The sub-text of Jarecki’s movie, made at a time when the ascendancy of the Donald was clearly foreshadowed, is articulated by the back-seat pundit Alec Baldwin, who questions how, against all reason, we might become a nation of Trump voters. For this the Rolls has no answers. Neither, it seems, have its other back-seat pundits, Van Jones, David Simon and James Carville. In desperation, perhaps, Jarecki segues to apocalyptic footage of the Iraq Invasion, an Atomic explosion and the flooding of New Orleans during Hurricane Katrina in 2005.
The Vegas years, from 1969 to 1977 were lost to Elvis in a haze of pharmaceuticals – his ballooning body encased in ever gaudier, high-collared rhinestone jumpsuits, his music parodied in mumbled renditions of his greatest hits. 1968 was the inflection point. That year was important not for Elvis’s TV special, but because it heralded a global return to some of the values of liberty, equality and freedom of religion that had made a brief appearance during the founding of this country. If Elvis established himself as a king in the America of the 1950’s, it was not only because of his startling charisma and talent in interpreting black ‘soul’ music, but also because he was a white man.

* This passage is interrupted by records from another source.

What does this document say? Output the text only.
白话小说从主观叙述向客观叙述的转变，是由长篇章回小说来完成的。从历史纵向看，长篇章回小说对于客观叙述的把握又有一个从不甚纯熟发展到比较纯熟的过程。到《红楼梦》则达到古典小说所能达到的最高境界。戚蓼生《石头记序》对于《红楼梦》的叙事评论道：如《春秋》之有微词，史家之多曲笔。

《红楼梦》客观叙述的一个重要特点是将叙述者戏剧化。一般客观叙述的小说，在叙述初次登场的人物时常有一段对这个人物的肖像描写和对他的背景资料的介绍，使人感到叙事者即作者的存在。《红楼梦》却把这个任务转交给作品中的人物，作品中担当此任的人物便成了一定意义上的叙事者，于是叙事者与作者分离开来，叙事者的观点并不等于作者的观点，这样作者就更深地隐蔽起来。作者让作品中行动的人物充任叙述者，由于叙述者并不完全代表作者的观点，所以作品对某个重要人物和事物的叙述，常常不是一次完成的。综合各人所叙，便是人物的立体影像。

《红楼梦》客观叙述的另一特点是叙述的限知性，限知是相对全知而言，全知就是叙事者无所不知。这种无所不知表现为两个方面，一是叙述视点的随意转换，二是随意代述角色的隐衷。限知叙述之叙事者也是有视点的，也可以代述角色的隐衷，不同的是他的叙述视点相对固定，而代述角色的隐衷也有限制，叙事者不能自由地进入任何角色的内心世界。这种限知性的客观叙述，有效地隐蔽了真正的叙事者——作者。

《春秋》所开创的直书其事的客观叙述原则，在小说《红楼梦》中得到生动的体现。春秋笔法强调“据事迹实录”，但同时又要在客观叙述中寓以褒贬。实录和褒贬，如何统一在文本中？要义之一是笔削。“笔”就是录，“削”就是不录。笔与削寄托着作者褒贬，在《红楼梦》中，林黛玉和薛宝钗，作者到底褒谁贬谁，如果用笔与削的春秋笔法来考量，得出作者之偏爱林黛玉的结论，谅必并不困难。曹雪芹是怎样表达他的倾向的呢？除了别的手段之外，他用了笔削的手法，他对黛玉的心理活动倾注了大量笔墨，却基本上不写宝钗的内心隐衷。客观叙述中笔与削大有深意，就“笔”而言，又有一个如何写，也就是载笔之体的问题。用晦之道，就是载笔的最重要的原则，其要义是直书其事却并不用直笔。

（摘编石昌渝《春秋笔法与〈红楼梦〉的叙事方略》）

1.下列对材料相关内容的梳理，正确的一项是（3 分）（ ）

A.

More generally, all white men could see themselves as kings in that era, even the most impoverished fully secure in their racial ascendancy. By the 1960’s, that presumption was no longer tenable. In this were born the festering seeds of resentment against minorities, refugees and liberal ideology that characterize the Trump voter.
That resentment has now, ironically, been empowered by the urbanization of America, where liberal ideologies hold sway but younger populations vote less reliably. The influence of white rural voters is further aggrandized by the targeted disenfranchisement of minorities and the gerrymandering of congressional districts – such that vast areas of depopulated America are greatly over-represented in the Senate, House and Electoral College.
There is a final point that entirely eludes Jarecki and his assembled talking heads. In Tupelo, Mississippi (and elsewhere) Trump is the new Fat Elvis, a man suffused with self-loathing but who remains a cultural icon acutely attuned to the tastes and aspirations of a diminishing population across the rural spaces of this great land.